Arte y activismo

Craftivism: el arte como herramienta para hacer la revolución

Existen muchas maneras de manifestarse: con carteles y pancartas, con bombos y platillos, realizando marchas e incluso con huelgas de hambre. Y en ese contexto, hacer activismo con arte es un acto revolucionario.

Candela Orrego domingo, 20 de marzo de 2022 · 09:03 hs
Craftivism: el arte como herramienta para hacer la revolución
Foto: Instagram / @hilosfuertes

Craftivism es la conjunción de dos palabras en inglés, craft y activism. La primera puede traducirse al español como artesanía u oficio, y la segunda es activismo. Juntas, forman una expresión que define a un movimiento artístico muy amplio que pareciera no tener límites sino que se construye en forma original en cada creación. Las artesanías u oficios pueden ser varios, desde pintura en cerámica o en un lienzo hasta la construcción de un objeto. Los craftivistas también se manifiestan a través del tejido, el bordado o cualquier otra expresión artística que sirva para visibilizar un problema en la sociedad. 

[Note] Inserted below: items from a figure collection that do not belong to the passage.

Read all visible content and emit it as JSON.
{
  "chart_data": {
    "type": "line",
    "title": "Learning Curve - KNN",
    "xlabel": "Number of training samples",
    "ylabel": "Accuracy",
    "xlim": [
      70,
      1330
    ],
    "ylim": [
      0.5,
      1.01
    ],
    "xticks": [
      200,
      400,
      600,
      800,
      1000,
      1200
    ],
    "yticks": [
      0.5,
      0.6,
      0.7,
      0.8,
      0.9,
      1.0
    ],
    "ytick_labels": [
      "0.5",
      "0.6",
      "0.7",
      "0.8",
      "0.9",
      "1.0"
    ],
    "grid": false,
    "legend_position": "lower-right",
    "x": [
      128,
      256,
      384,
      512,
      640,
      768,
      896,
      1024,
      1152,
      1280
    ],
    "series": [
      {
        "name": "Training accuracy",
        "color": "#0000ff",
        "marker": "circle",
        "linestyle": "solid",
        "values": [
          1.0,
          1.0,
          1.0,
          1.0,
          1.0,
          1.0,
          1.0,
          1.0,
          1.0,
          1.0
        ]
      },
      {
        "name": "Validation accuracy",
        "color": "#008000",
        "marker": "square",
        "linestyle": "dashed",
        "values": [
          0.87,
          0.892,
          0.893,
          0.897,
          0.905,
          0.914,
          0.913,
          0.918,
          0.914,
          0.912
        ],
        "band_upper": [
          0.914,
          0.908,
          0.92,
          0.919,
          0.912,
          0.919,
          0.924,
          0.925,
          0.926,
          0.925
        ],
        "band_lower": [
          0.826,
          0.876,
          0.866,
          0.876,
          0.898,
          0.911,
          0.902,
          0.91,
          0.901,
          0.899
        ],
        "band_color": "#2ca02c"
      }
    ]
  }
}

En Argentina este término es muy poco utilizado, a pesar de que muchos proyectos podrían estar incluidos en la tendencia. Una referente de esta forma de activismo es en Argentina es Gugui Cebey, diseñadora textil y profesora en la Facultad de Arquitectura, Diseño y Urbanismo de la UBA.

Cebey estudió e investigó movimientos artísticos del exterior y así es como un día llegó a este término acuñado por Betsy Greer, autora del libro “Craftivism: El arte de craft y activismo”. Greer veía injusticias en todas partes pero eso no la desanimó, por el contrario, pensó cómo nuestros talentos pueden cambiar el mundo. Y así comenzó con este movimiento. 

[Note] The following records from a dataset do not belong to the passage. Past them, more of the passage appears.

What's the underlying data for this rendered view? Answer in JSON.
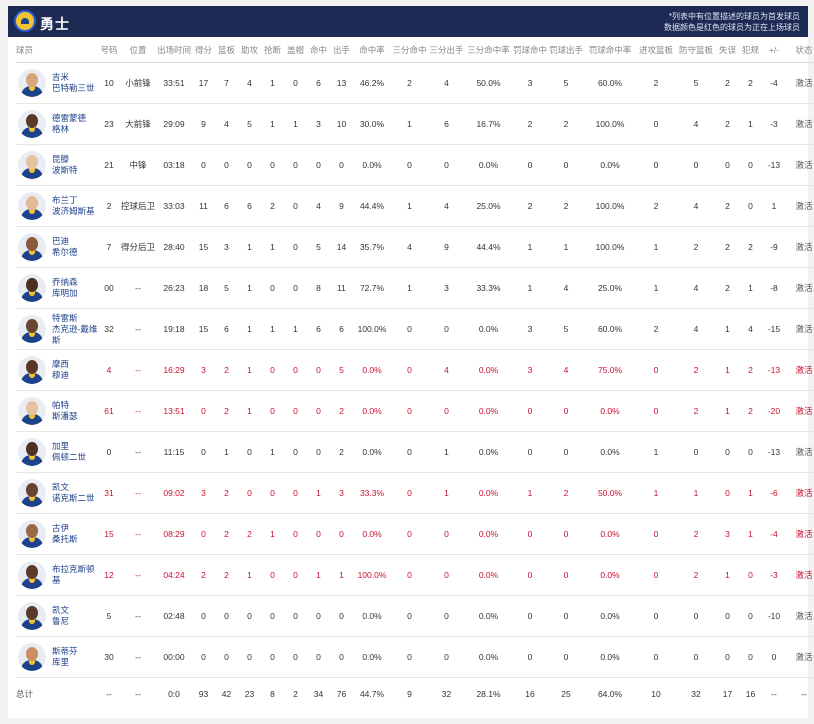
{
  "team": {
    "name": "勇士"
  },
  "note": {
    "line1": "*列表中有位置描述的球员为首发球员",
    "line2": "数据颜色是红色的球员为正在上场球员"
  },
  "headers": [
    "球员",
    "号码",
    "位置",
    "出场时间",
    "得分",
    "篮板",
    "助攻",
    "抢断",
    "盖帽",
    "命中",
    "出手",
    "命中率",
    "三分命中",
    "三分出手",
    "三分命中率",
    "罚球命中",
    "罚球出手",
    "罚球命中率",
    "进攻篮板",
    "防守篮板",
    "失误",
    "犯规",
    "+/-",
    "状态"
  ],
  "players": [
    {
      "name_l1": "吉米",
      "name_l2": "巴特勒三世",
      "on_court": false,
      "skin": "#d9a57a",
      "stats": [
        "10",
        "小前锋",
        "33:51",
        "17",
        "7",
        "4",
        "1",
        "0",
        "6",
        "13",
        "46.2%",
        "2",
        "4",
        "50.0%",
        "3",
        "5",
        "60.0%",
        "2",
        "5",
        "2",
        "2",
        "-4",
        "激活"
      ]
    },
    {
      "name_l1": "德雷蒙德",
      "name_l2": "格林",
      "on_court": false,
      "skin": "#5b3a29",
      "stats": [
        "23",
        "大前锋",
        "29:09",
        "9",
        "4",
        "5",
        "1",
        "1",
        "3",
        "10",
        "30.0%",
        "1",
        "6",
        "16.7%",
        "2",
        "2",
        "100.0%",
        "0",
        "4",
        "2",
        "1",
        "-3",
        "激活"
      ]
    },
    {
      "name_l1": "昆滕",
      "name_l2": "波斯特",
      "on_court": false,
      "skin": "#e8c3a0",
      "stats": [
        "21",
        "中锋",
        "03:18",
        "0",
        "0",
        "0",
        "0",
        "0",
        "0",
        "0",
        "0.0%",
        "0",
        "0",
        "0.0%",
        "0",
        "0",
        "0.0%",
        "0",
        "0",
        "0",
        "0",
        "-13",
        "激活"
      ]
    },
    {
      "name_l1": "布兰丁",
      "name_l2": "波济姆斯基",
      "on_court": false,
      "skin": "#e2b896",
      "stats": [
        "2",
        "控球后卫",
        "33:03",
        "11",
        "6",
        "6",
        "2",
        "0",
        "4",
        "9",
        "44.4%",
        "1",
        "4",
        "25.0%",
        "2",
        "2",
        "100.0%",
        "2",
        "4",
        "2",
        "0",
        "1",
        "激活"
      ]
    },
    {
      "name_l1": "巴迪",
      "name_l2": "希尔德",
      "on_court": false,
      "skin": "#8a5a3c",
      "stats": [
        "7",
        "得分后卫",
        "28:40",
        "15",
        "3",
        "1",
        "1",
        "0",
        "5",
        "14",
        "35.7%",
        "4",
        "9",
        "44.4%",
        "1",
        "1",
        "100.0%",
        "1",
        "2",
        "2",
        "2",
        "-9",
        "激活"
      ]
    },
    {
      "name_l1": "乔纳森",
      "name_l2": "库明加",
      "on_court": false,
      "skin": "#4a2e22",
      "stats": [
        "00",
        "--",
        "26:23",
        "18",
        "5",
        "1",
        "0",
        "0",
        "8",
        "11",
        "72.7%",
        "1",
        "3",
        "33.3%",
        "1",
        "4",
        "25.0%",
        "1",
        "4",
        "2",
        "1",
        "-8",
        "激活"
      ]
    },
    {
      "name_l1": "特雷斯",
      "name_l2": "杰克逊-戴维斯",
      "on_court": false,
      "skin": "#6b4430",
      "stats": [
        "32",
        "--",
        "19:18",
        "15",
        "6",
        "1",
        "1",
        "1",
        "6",
        "6",
        "100.0%",
        "0",
        "0",
        "0.0%",
        "3",
        "5",
        "60.0%",
        "2",
        "4",
        "1",
        "4",
        "-15",
        "激活"
      ]
    },
    {
      "name_l1": "摩西",
      "name_l2": "穆迪",
      "on_court": true,
      "skin": "#5a3826",
      "stats": [
        "4",
        "--",
        "16:29",
        "3",
        "2",
        "1",
        "0",
        "0",
        "0",
        "5",
        "0.0%",
        "0",
        "4",
        "0.0%",
        "3",
        "4",
        "75.0%",
        "0",
        "2",
        "1",
        "2",
        "-13",
        "激活"
      ]
    },
    {
      "name_l1": "帕特",
      "name_l2": "斯潘瑟",
      "on_court": true,
      "skin": "#e6c09c",
      "stats": [
        "61",
        "--",
        "13:51",
        "0",
        "2",
        "1",
        "0",
        "0",
        "0",
        "2",
        "0.0%",
        "0",
        "0",
        "0.0%",
        "0",
        "0",
        "0.0%",
        "0",
        "2",
        "1",
        "2",
        "-20",
        "激活"
      ]
    },
    {
      "name_l1": "加里",
      "name_l2": "佩顿二世",
      "on_court": false,
      "skin": "#4e3122",
      "stats": [
        "0",
        "--",
        "11:15",
        "0",
        "1",
        "0",
        "1",
        "0",
        "0",
        "2",
        "0.0%",
        "0",
        "1",
        "0.0%",
        "0",
        "0",
        "0.0%",
        "1",
        "0",
        "0",
        "0",
        "-13",
        "激活"
      ]
    },
    {
      "name_l1": "凯文",
      "name_l2": "诺克斯二世",
      "on_court": true,
      "skin": "#6a4330",
      "stats": [
        "31",
        "--",
        "09:02",
        "3",
        "2",
        "0",
        "0",
        "0",
        "1",
        "3",
        "33.3%",
        "0",
        "1",
        "0.0%",
        "1",
        "2",
        "50.0%",
        "1",
        "1",
        "0",
        "1",
        "-6",
        "激活"
      ]
    },
    {
      "name_l1": "古伊",
      "name_l2": "桑托斯",
      "on_court": true,
      "skin": "#9a6a48",
      "stats": [
        "15",
        "--",
        "08:29",
        "0",
        "2",
        "2",
        "1",
        "0",
        "0",
        "0",
        "0.0%",
        "0",
        "0",
        "0.0%",
        "0",
        "0",
        "0.0%",
        "0",
        "2",
        "3",
        "1",
        "-4",
        "激活"
      ]
    },
    {
      "name_l1": "布拉克斯顿",
      "name_l2": "基",
      "on_court": true,
      "skin": "#5c3a28",
      "stats": [
        "12",
        "--",
        "04:24",
        "2",
        "2",
        "1",
        "0",
        "0",
        "1",
        "1",
        "100.0%",
        "0",
        "0",
        "0.0%",
        "0",
        "0",
        "0.0%",
        "0",
        "2",
        "1",
        "0",
        "-3",
        "激活"
      ]
    },
    {
      "name_l1": "凯文",
      "name_l2": "鲁尼",
      "on_court": false,
      "skin": "#5a3a2a",
      "stats": [
        "5",
        "--",
        "02:48",
        "0",
        "0",
        "0",
        "0",
        "0",
        "0",
        "0",
        "0.0%",
        "0",
        "0",
        "0.0%",
        "0",
        "0",
        "0.0%",
        "0",
        "0",
        "0",
        "0",
        "-10",
        "激活"
      ]
    },
    {
      "name_l1": "斯蒂芬",
      "name_l2": "库里",
      "on_court": false,
      "skin": "#c98f63",
      "stats": [
        "30",
        "--",
        "00:00",
        "0",
        "0",
        "0",
        "0",
        "0",
        "0",
        "0",
        "0.0%",
        "0",
        "0",
        "0.0%",
        "0",
        "0",
        "0.0%",
        "0",
        "0",
        "0",
        "0",
        "0",
        "激活"
      ]
    }
  ],
  "totals": {
    "label": "总计",
    "stats": [
      "--",
      "--",
      "0:0",
      "93",
      "42",
      "23",
      "8",
      "2",
      "34",
      "76",
      "44.7%",
      "9",
      "32",
      "28.1%",
      "16",
      "25",
      "64.0%",
      "10",
      "32",
      "17",
      "16",
      "--",
      "--"
    ]
  },
  "colors": {
    "header_bg": "#1d2b54",
    "accent_red": "#c8102e",
    "name_blue": "#1d428a"
  }
}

Exposición de Betsy Greer visibilizando a los inmigrantes en MODA en Atlanta.

“Al final de la carrera empecé a trabajar en un emprendimiento propio en el que trabajaba con textil reciclado y recuperado, sobrantes de fábricas, ropa vieja... Cosas que la gente ya no quería y fueran textiles caían en mi taller”, cuenta Cebey. De esta manera, comenzó con un emprendimiento con el que seguiría por 9 años hasta que sintió la necesidad de recorrer otros campos del mundo del arte. Continuó leyendo e investigando, relacionándose con artistas del extranjero y trayendo al país todos estos conocimientos. 

Cebey afirma que ahora estamos en un contexto que promueve hablar de temas como la contaminación y la sustentabilidad. “Se ve un cambio fuerte en estos últimos 10 años. Hace una década decías la palabra reciclado y la gente te decía ‘¡Uy! Qué asco’ porque pensaban que era basura orgánica. Ahora entendemos que hay una basura que es orgánica, una basura que es reciclable, y que hay incluso desechos que son reutilizables. Hay muchos más conceptos y mucha más información”, agrega. 

Vómitopurgante obra con materiales reciclados por Gugui Cebey.

El movimiento de craftivism encierra varios proyectos de feminismo, contaminación y proteccionismo, como el de las hermanas Margaret y Christine Wertheim, cuyo proyecto involucró tejer en crochet decenas de corales gigantes para visibilizar el problema de cómo el cambio climático afecta a la vida marina y en particular a los arrecifes de coral. No es casualidad que hayan elegido esta forma de manifestarse, sino que tiene un sentido y un propósito: “Al insistir en el valor del hecho a mano, el proyecto de Arrecifes de coral de crochet hace una declaración sobre la historia y la importancia del material trabajado en perspectivas de la supervivencia humana”, explica Cebey.

Parte de la exhibición de las hermanas Wertheim.

Estas prácticas como el bordado o tejido fueron consideradas por siglos como artes menores y por eso el activismo a través de estos métodos cobra tanto valor. Según Cebey, el textil “se merece un lugar prominente en el mundo del arte” justamente porque nunca lo tuvo y nunca lo tuvo porque está relacionado con lo que se considera el mundo de lo “femenino”.

Las feministas también han utilizado herramientas como el bordado para manifestar y promover sus ideas. En redes sociales muchas mujeres compartieron sus obras para el Día internacional de la mujer con mensajes de protesta. 

Bordado de Daniela Román. Crédito: @thechangata

En resumen, están siendo revalorizadas estas prácticas milenarias pero dándoles otro sentido, no como un hobby -que también puede serlo- sino, como dice Cebey, como un lenguaje para expresar y también para valorar lo que hace el otro con las manos, ya que son todos métodos que llevan mucho esfuerzo, tiempo y dedicación.